Scientific classification
- Kingdom: Animalia
- Phylum: Chordata
- Class: Amphibia
- Order: Anura
- Clade: Brachycephaloidea
- Family: Craugastoridae
- Genus: Phrynopus
- Species: P. kauneorum
- Binomial name: Phrynopus kauneorum Lehr, Aguilar, and Köhler, 2002

= Phrynopus kauneorum =

- Authority: Lehr, Aguilar, and Köhler, 2002
- Conservation status: EN

Species of amphibian

Phrynopus kauneorum is a species of frogs in the family Strabomantidae. It is endemic to the Andes of Peru and known from near its type locality in the Pachitea Province, as well as from the Cordillera de Carpish, both in the Huánuco Region. The specific name kauneorum honors Andreas, Meeta, and Rebekka Kaune from Germany.

==Description==
Only females and juveniles of this species are known. Adult females measure 29–56 mm in snout–vent length—the maximum size is very large for the genus. The head is narrow and relatively short. The snout is short and rounded. Tympanum is absent, but the supratympanic fold is distinct. The fingers and toes have no webbing nor lateral fringes; the digital tips are slightly swollen. Skin of the dorsum is smooth. Dorsal coloration is glaucous with sepia blotches and stripes; one stripe runs from the beginning of the nose and extends across the upper eyelid to the inguinal region; another one runs dorsolaterally from behind the supratympanic fold to the middle of body.

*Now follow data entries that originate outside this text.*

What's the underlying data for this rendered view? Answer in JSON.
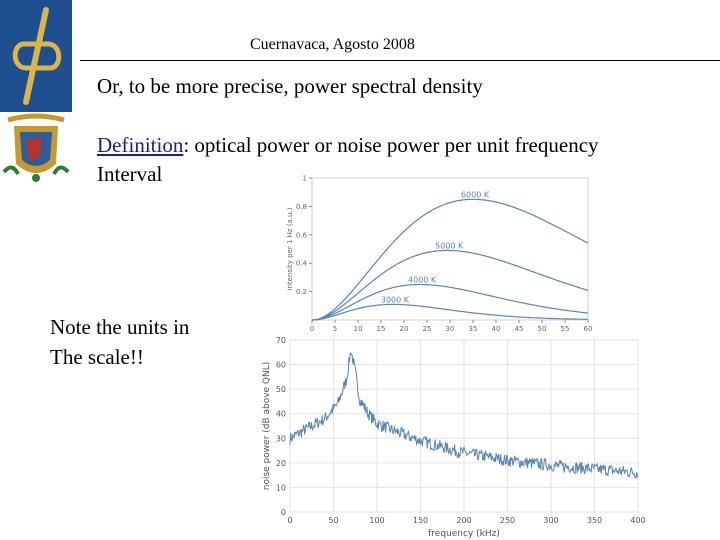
{
  "header": {
    "title": "Cuernavaca,  Agosto 2008"
  },
  "slide": {
    "line1": "Or, to be more precise, power spectral density",
    "definition_word": "Definition",
    "definition_rest": ": optical power or noise power per unit frequency",
    "definition_line2": "Interval",
    "note_line1": "Note the units in",
    "note_line2": "The scale!!"
  },
  "chart_data": [
    {
      "type": "line",
      "xlabel": "",
      "ylabel": "intensity per 1 Hz (a.u.)",
      "x_ticks": [
        "0",
        "5",
        "10",
        "15",
        "20",
        "25",
        "30",
        "35",
        "40",
        "45",
        "50",
        "55",
        "60"
      ],
      "y_ticks": [
        "0.2",
        "0.4",
        "0.6",
        "0.8",
        "1"
      ],
      "xlim": [
        0,
        60
      ],
      "ylim": [
        0,
        1
      ],
      "series": [
        {
          "name": "6000 K",
          "temperature": 6000,
          "peak_x": 35,
          "peak_y": 0.85
        },
        {
          "name": "5000 K",
          "temperature": 5000,
          "peak_x": 29.4,
          "peak_y": 0.49
        },
        {
          "name": "4000 K",
          "temperature": 4000,
          "peak_x": 23.5,
          "peak_y": 0.25
        },
        {
          "name": "3000 K",
          "temperature": 3000,
          "peak_x": 17.6,
          "peak_y": 0.11
        }
      ],
      "color": "#5b84b1"
    },
    {
      "type": "line",
      "xlabel": "frequency (kHz)",
      "ylabel": "noise power (dB above QNL)",
      "x_ticks": [
        "0",
        "50",
        "100",
        "150",
        "200",
        "250",
        "300",
        "350",
        "400"
      ],
      "y_ticks": [
        "0",
        "10",
        "20",
        "30",
        "40",
        "50",
        "60",
        "70"
      ],
      "xlim": [
        0,
        400
      ],
      "ylim": [
        0,
        70
      ],
      "series": [
        {
          "name": "",
          "x": [
            0,
            20,
            40,
            55,
            65,
            70,
            75,
            80,
            90,
            100,
            120,
            150,
            200,
            250,
            300,
            350,
            400
          ],
          "y": [
            30,
            34,
            38,
            44,
            54,
            66,
            57,
            46,
            40,
            36,
            33,
            29,
            24,
            21,
            19,
            17.5,
            16
          ]
        }
      ],
      "noise_amplitude": 2.5,
      "color": "#5b84b1"
    }
  ]
}
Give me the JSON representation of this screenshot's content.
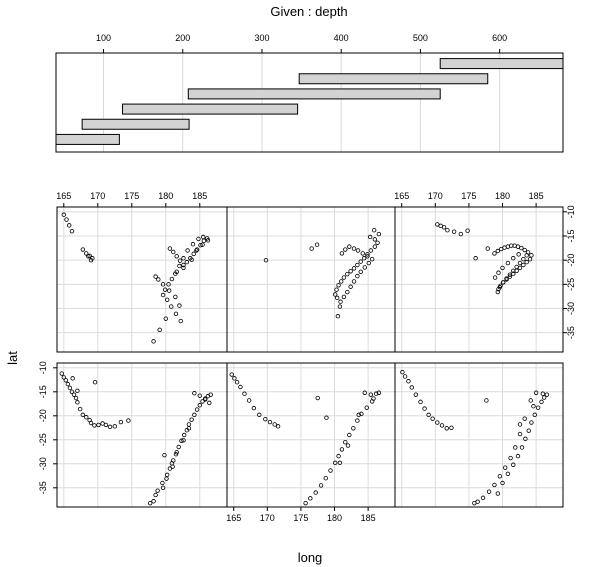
{
  "chart_data": {
    "type": "scatter",
    "title": "Given : depth",
    "xlabel": "long",
    "ylabel": "lat",
    "grid": true,
    "depth_axis": {
      "range": [
        40,
        680
      ],
      "ticks": [
        100,
        200,
        300,
        400,
        500,
        600
      ],
      "intervals": [
        [
          40,
          120
        ],
        [
          73,
          208
        ],
        [
          124,
          345
        ],
        [
          207,
          525
        ],
        [
          347,
          585
        ],
        [
          525,
          680
        ]
      ]
    },
    "x_axis": {
      "range": [
        164,
        189
      ],
      "ticks": [
        165,
        170,
        175,
        180,
        185
      ]
    },
    "y_axis": {
      "range": [
        -39,
        -9
      ],
      "ticks": [
        -10,
        -15,
        -20,
        -25,
        -30,
        -35
      ]
    },
    "panels": [
      {
        "name": "depth-1",
        "row": "bottom",
        "col": 1,
        "x": [
          164.7,
          165.0,
          165.3,
          165.6,
          165.9,
          166.2,
          166.5,
          166.8,
          167.0,
          167.4,
          167.8,
          168.3,
          168.8,
          169.0,
          169.5,
          170.1,
          170.7,
          171.2,
          171.8,
          172.5,
          173.4,
          174.5,
          169.6,
          166.3,
          167.0,
          178.5,
          179.6,
          180.1,
          180.6,
          181.1,
          181.5,
          181.9,
          182.3,
          182.7,
          183.1,
          183.4,
          183.8,
          184.2,
          184.6,
          185.0,
          185.4,
          185.8,
          186.2,
          186.6,
          184.2,
          185.0,
          185.8,
          186.4,
          183.4,
          182.6,
          181.6,
          180.9,
          180.2,
          179.5,
          178.8,
          178.2,
          177.7,
          181.0,
          179.8
        ],
        "y": [
          -11.2,
          -12.0,
          -12.6,
          -13.4,
          -14.2,
          -15.0,
          -15.6,
          -16.3,
          -17.2,
          -18.6,
          -19.8,
          -20.3,
          -20.9,
          -21.5,
          -22.0,
          -21.9,
          -21.6,
          -21.9,
          -22.3,
          -22.2,
          -21.3,
          -21.0,
          -13.0,
          -12.2,
          -14.8,
          -36.5,
          -35.0,
          -33.1,
          -31.0,
          -29.3,
          -28.0,
          -26.5,
          -25.2,
          -24.0,
          -23.0,
          -21.8,
          -20.8,
          -19.8,
          -18.7,
          -17.8,
          -17.0,
          -16.4,
          -15.9,
          -15.6,
          -15.3,
          -15.8,
          -16.6,
          -17.3,
          -22.6,
          -25.1,
          -27.6,
          -29.9,
          -32.3,
          -34.0,
          -35.6,
          -37.8,
          -38.2,
          -30.6,
          -28.2
        ]
      },
      {
        "name": "depth-2",
        "row": "bottom",
        "col": 2,
        "x": [
          164.7,
          165.1,
          165.5,
          166.0,
          166.6,
          167.3,
          168.0,
          168.8,
          169.7,
          170.4,
          171.1,
          171.6,
          177.5,
          178.8,
          184.5,
          185.4,
          186.2,
          185.6,
          184.8,
          184.0,
          183.4,
          182.8,
          182.2,
          181.6,
          181.1,
          180.6,
          180.1,
          179.4,
          178.7,
          178.0,
          177.2,
          176.4,
          175.7,
          183.6,
          185.8,
          186.6,
          182.0,
          180.8
        ],
        "y": [
          -11.4,
          -12.2,
          -13.0,
          -14.0,
          -15.4,
          -16.8,
          -18.4,
          -19.8,
          -20.7,
          -21.3,
          -21.8,
          -22.2,
          -16.3,
          -20.4,
          -15.2,
          -15.6,
          -15.4,
          -17.0,
          -18.3,
          -19.6,
          -21.0,
          -22.6,
          -24.0,
          -25.5,
          -27.0,
          -28.4,
          -29.8,
          -31.4,
          -33.0,
          -34.5,
          -36.0,
          -37.2,
          -38.2,
          -19.8,
          -16.4,
          -15.2,
          -26.2,
          -29.8
        ]
      },
      {
        "name": "depth-3",
        "row": "bottom",
        "col": 3,
        "x": [
          165.1,
          165.5,
          166.0,
          166.5,
          167.1,
          167.8,
          168.4,
          169.0,
          169.6,
          170.3,
          171.0,
          171.7,
          172.4,
          177.6,
          179.3,
          180.0,
          180.8,
          181.6,
          182.3,
          182.9,
          183.4,
          183.9,
          184.3,
          184.8,
          185.3,
          185.8,
          186.2,
          186.6,
          185.0,
          184.2,
          183.3,
          182.6,
          181.9,
          181.2,
          180.4,
          179.6,
          178.8,
          178.0,
          177.1,
          176.3,
          175.8,
          182.6,
          184.6,
          186.0
        ],
        "y": [
          -10.9,
          -11.8,
          -12.8,
          -14.1,
          -15.6,
          -17.1,
          -18.5,
          -19.8,
          -20.6,
          -21.4,
          -22.0,
          -22.6,
          -22.5,
          -16.8,
          -36.2,
          -34.0,
          -32.1,
          -30.2,
          -28.4,
          -26.6,
          -24.8,
          -23.1,
          -21.4,
          -19.8,
          -18.3,
          -17.1,
          -16.2,
          -15.6,
          -15.2,
          -16.8,
          -20.6,
          -23.8,
          -26.6,
          -28.8,
          -30.8,
          -32.6,
          -34.4,
          -35.8,
          -37.1,
          -37.9,
          -38.2,
          -21.8,
          -18.0,
          -15.4
        ]
      },
      {
        "name": "depth-4",
        "row": "top",
        "col": 1,
        "x": [
          165.0,
          165.4,
          165.8,
          166.2,
          167.8,
          168.3,
          168.8,
          169.2,
          169.0,
          168.6,
          180.6,
          181.1,
          181.6,
          182.1,
          182.6,
          183.1,
          183.6,
          184.1,
          184.6,
          185.1,
          185.6,
          186.1,
          185.5,
          184.8,
          184.0,
          183.2,
          182.6,
          182.0,
          181.4,
          180.9,
          180.4,
          179.9,
          179.6,
          180.2,
          180.8,
          181.5,
          182.2,
          182.0,
          181.4,
          180.5,
          179.6,
          178.9,
          178.5,
          181.6,
          182.6,
          183.8,
          184.5,
          185.4,
          186.2,
          178.2,
          179.1,
          180.0
        ],
        "y": [
          -10.6,
          -11.6,
          -12.8,
          -14.0,
          -17.8,
          -18.6,
          -19.1,
          -19.6,
          -20.0,
          -19.2,
          -17.6,
          -18.3,
          -19.2,
          -20.1,
          -21.0,
          -20.4,
          -19.6,
          -18.7,
          -17.8,
          -16.9,
          -16.0,
          -15.5,
          -15.2,
          -15.6,
          -16.7,
          -18.0,
          -19.6,
          -21.2,
          -22.8,
          -23.9,
          -25.0,
          -26.1,
          -27.2,
          -28.2,
          -29.6,
          -31.1,
          -32.6,
          -29.4,
          -27.6,
          -26.3,
          -25.0,
          -24.0,
          -23.4,
          -22.4,
          -21.6,
          -19.9,
          -18.0,
          -16.8,
          -15.9,
          -36.8,
          -34.4,
          -32.1
        ]
      },
      {
        "name": "depth-5",
        "row": "top",
        "col": 2,
        "x": [
          185.3,
          186.0,
          186.4,
          186.0,
          185.4,
          184.9,
          184.4,
          183.9,
          183.4,
          182.9,
          182.4,
          181.9,
          181.4,
          181.0,
          180.6,
          180.3,
          180.1,
          180.4,
          180.9,
          181.4,
          181.9,
          182.4,
          182.9,
          183.4,
          183.9,
          184.5,
          185.1,
          185.6,
          184.9,
          184.2,
          183.5,
          182.9,
          182.2,
          181.6,
          181.1,
          180.8,
          180.5,
          169.8,
          176.6,
          177.4,
          186.6,
          185.9
        ],
        "y": [
          -15.2,
          -15.7,
          -16.4,
          -17.2,
          -18.0,
          -18.8,
          -19.6,
          -20.3,
          -21.0,
          -21.7,
          -22.3,
          -22.9,
          -23.6,
          -24.4,
          -25.2,
          -26.1,
          -27.1,
          -27.8,
          -28.6,
          -27.6,
          -26.6,
          -25.5,
          -24.4,
          -23.3,
          -22.4,
          -21.5,
          -20.6,
          -19.8,
          -19.2,
          -18.6,
          -18.0,
          -17.6,
          -17.2,
          -17.8,
          -18.6,
          -29.6,
          -31.6,
          -20.0,
          -17.6,
          -16.8,
          -14.6,
          -13.8
        ]
      },
      {
        "name": "depth-6",
        "row": "top",
        "col": 3,
        "x": [
          170.3,
          170.8,
          171.3,
          171.8,
          172.8,
          173.8,
          174.8,
          176.0,
          177.8,
          178.8,
          179.3,
          179.8,
          180.3,
          180.8,
          181.3,
          181.8,
          182.3,
          182.8,
          183.3,
          183.8,
          184.3,
          184.1,
          183.6,
          183.1,
          182.6,
          182.1,
          181.6,
          181.1,
          180.6,
          180.1,
          179.7,
          179.4,
          179.3,
          179.6,
          180.1,
          180.6,
          181.1,
          181.6,
          182.1,
          182.6,
          183.1,
          183.6,
          182.4,
          181.6,
          180.8,
          180.0,
          179.4,
          178.9
        ],
        "y": [
          -12.6,
          -12.9,
          -13.2,
          -13.8,
          -14.1,
          -14.6,
          -13.9,
          -19.6,
          -17.6,
          -18.6,
          -18.1,
          -17.7,
          -17.4,
          -17.2,
          -17.0,
          -17.0,
          -17.2,
          -17.5,
          -17.9,
          -18.4,
          -19.0,
          -19.8,
          -20.4,
          -21.0,
          -21.6,
          -22.2,
          -22.8,
          -23.4,
          -24.0,
          -24.6,
          -25.3,
          -26.0,
          -26.6,
          -25.6,
          -24.6,
          -23.8,
          -23.0,
          -22.2,
          -21.4,
          -20.6,
          -19.8,
          -19.0,
          -18.8,
          -19.6,
          -20.6,
          -21.6,
          -22.6,
          -23.6
        ]
      }
    ]
  }
}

==Habitat and conservation==
Phrynopus kauneorum is a terrestrial frog that occurs in montane cloud forests and forest edges (but not in agricultural land) at elevations of 2735–3380 m above sea level. Agricultural activities, primarily potato cultivation and livestock ranching, are the main threats to it. It is not known to occur in any protected areas.